By Larry Doornbos, pastor of Evergreen Ministries, firstname.lastname@example.org
While many people have read the great abolitionist novel Uncle Tom’s Cabin, not as many people know how the book was written. The author, Harriet Beecher Stowe, wrote the end of the book first.
When I reflect on church planting, I deeply believe that we need to plant churches that root themselves in both the beginning and the end of God’s story. At the beginning of the story, God gives humankind a calling: to govern the world he created, using the creativity we have as God’s image-bearers (Genesis 1:26, ESV).
The fall darkens the image, but it does not dim God’s vision for human beings. This brings us to the end of the story, where the Bible tells us that we will rule over God’s creation, infused with God’s shalom.

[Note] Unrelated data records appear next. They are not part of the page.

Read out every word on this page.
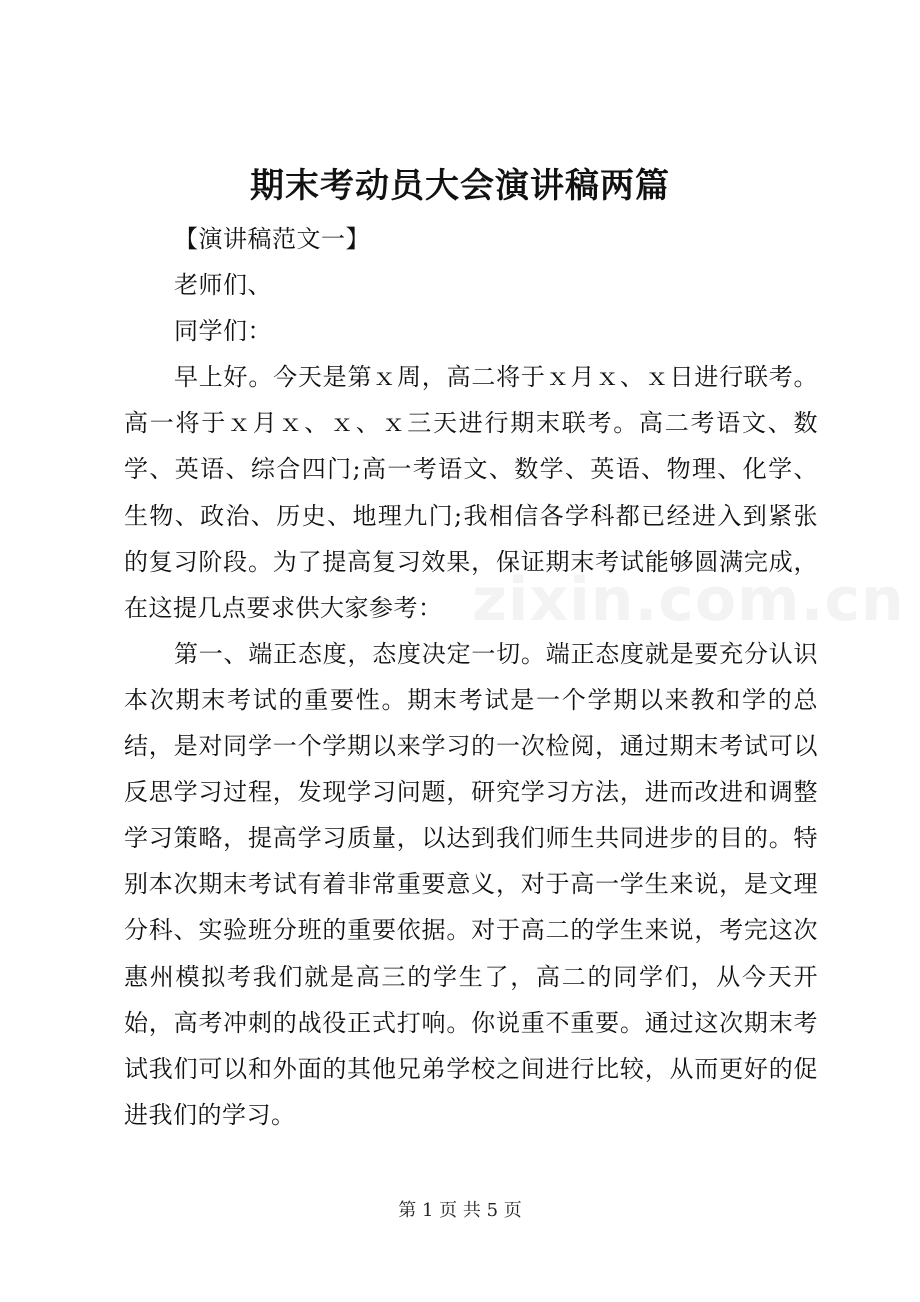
期末考动员大会演讲稿两篇

【演讲稿范文一】

老师们、

同学们：

早上好。今天是第ｘ周，高二将于ｘ月ｘ、ｘ日进行联考。高一将于ｘ月ｘ、ｘ、ｘ三天进行期末联考。高二考语文、数学、英语、综合四门;高一考语文、数学、英语、物理、化学、生物、政治、历史、地理九门;我相信各学科都已经进入到紧张的复习阶段。为了提高复习效果，保证期末考试能够圆满完成，在这提几点要求供大家参考：

第一、端正态度，态度决定一切。端正态度就是要充分认识本次期末考试的重要性。期末考试是一个学期以来教和学的总结，是对同学一个学期以来学习的一次检阅，通过期末考试可以反思学习过程，发现学习问题，研究学习方法，进而改进和调整学习策略，提高学习质量，以达到我们师生共同进步的目的。特别本次期末考试有着非常重要意义，对于高一学生来说，是文理分科、实验班分班的重要依据。对于高二的学生来说，考完这次惠州模拟考我们就是高三的学生了，高二的同学们，从今天开始，高考冲刺的战役正式打响。你说重不重要。通过这次期末考试我们可以和外面的其他兄弟学校之间进行比较，从而更好的促进我们的学习。

zixin.com.cn
第 1 页 共 5 页
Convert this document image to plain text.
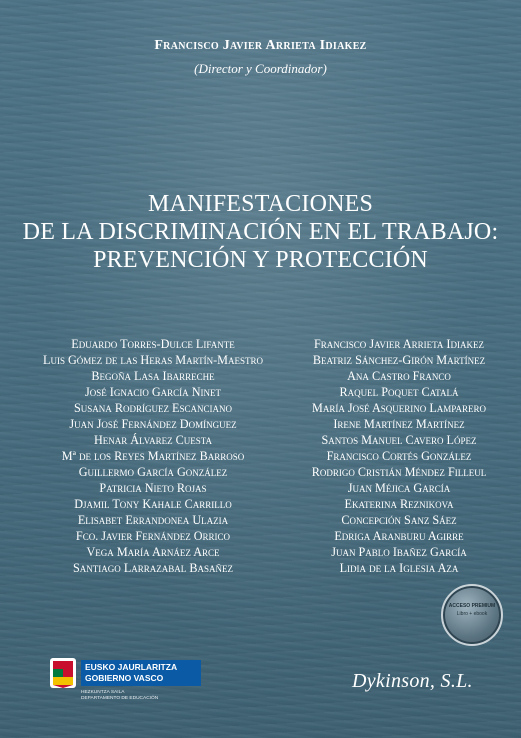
Francisco Javier Arrieta Idiakez
(Director y Coordinador)
MANIFESTACIONES
DE LA DISCRIMINACIÓN EN EL TRABAJO:
PREVENCIÓN Y PROTECCIÓN
Eduardo Torres-Dulce Lifante
Luis Gómez de las Heras Martín-Maestro
Begoña Lasa Ibarreche
José Ignacio García Ninet
Susana Rodríguez Escanciano
Juan José Fernández Domínguez
Henar Álvarez Cuesta
Mª de los Reyes Martínez Barroso
Guillermo García González
Patricia Nieto Rojas
Djamil Tony Kahale Carrillo
Elisabet Errandonea Ulazia
Fco. Javier Fernández Orrico
Vega María Arnáez Arce
Santiago Larrazabal Basañez
Francisco Javier Arrieta Idiakez
Beatriz Sánchez-Girón Martínez
Ana Castro Franco
Raquel Poquet Catalá
María José Asquerino Lamparero
Irene Martínez Martínez
Santos Manuel Cavero López
Francisco Cortés González
Rodrigo Cristián Méndez Filleul
Juan Méjica García
Ekaterina Reznikova
Concepción Sanz Sáez
Edriga Aranburu Agirre
Juan Pablo Ibañez García
Lidia de la Iglesia Aza
ACCESO PREMIUM
Libro + ebook
EUSKO JAURLARITZA
GOBIERNO VASCO
HEZKUNTZA SAILA
DEPARTAMENTO DE EDUCACIÓN
Dykinson, S.L.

We need to plant churches that call people to follow Jesus by inviting them into a life of living as image-bearers of God. Our desire goes beyond making sure people get to heaven. Our desire is to nurture people who are fully alive for God. In the book Playing God: Redeeming the Gift of Power, Andy Crouch points out that being fully alive can’t be separated from justice:
“Ultimately the reason for both the work of evangelism and the work of justice is not simply the relief of suffering, whether present or eternal. It is the restoration of God’s true image in the world, made known in the one true Image and Icon, Jesus Christ, and refracted and reflected in fruitful, multiplying image bearers set free by his death and resurrection to reclaim their true calling.”
When we look at the beginning and ending of the story, we discover the wonder of planting churches that are about evangelism and justice—churches that can’t be otherwise if they are going to honor the beginning and the ending of the story.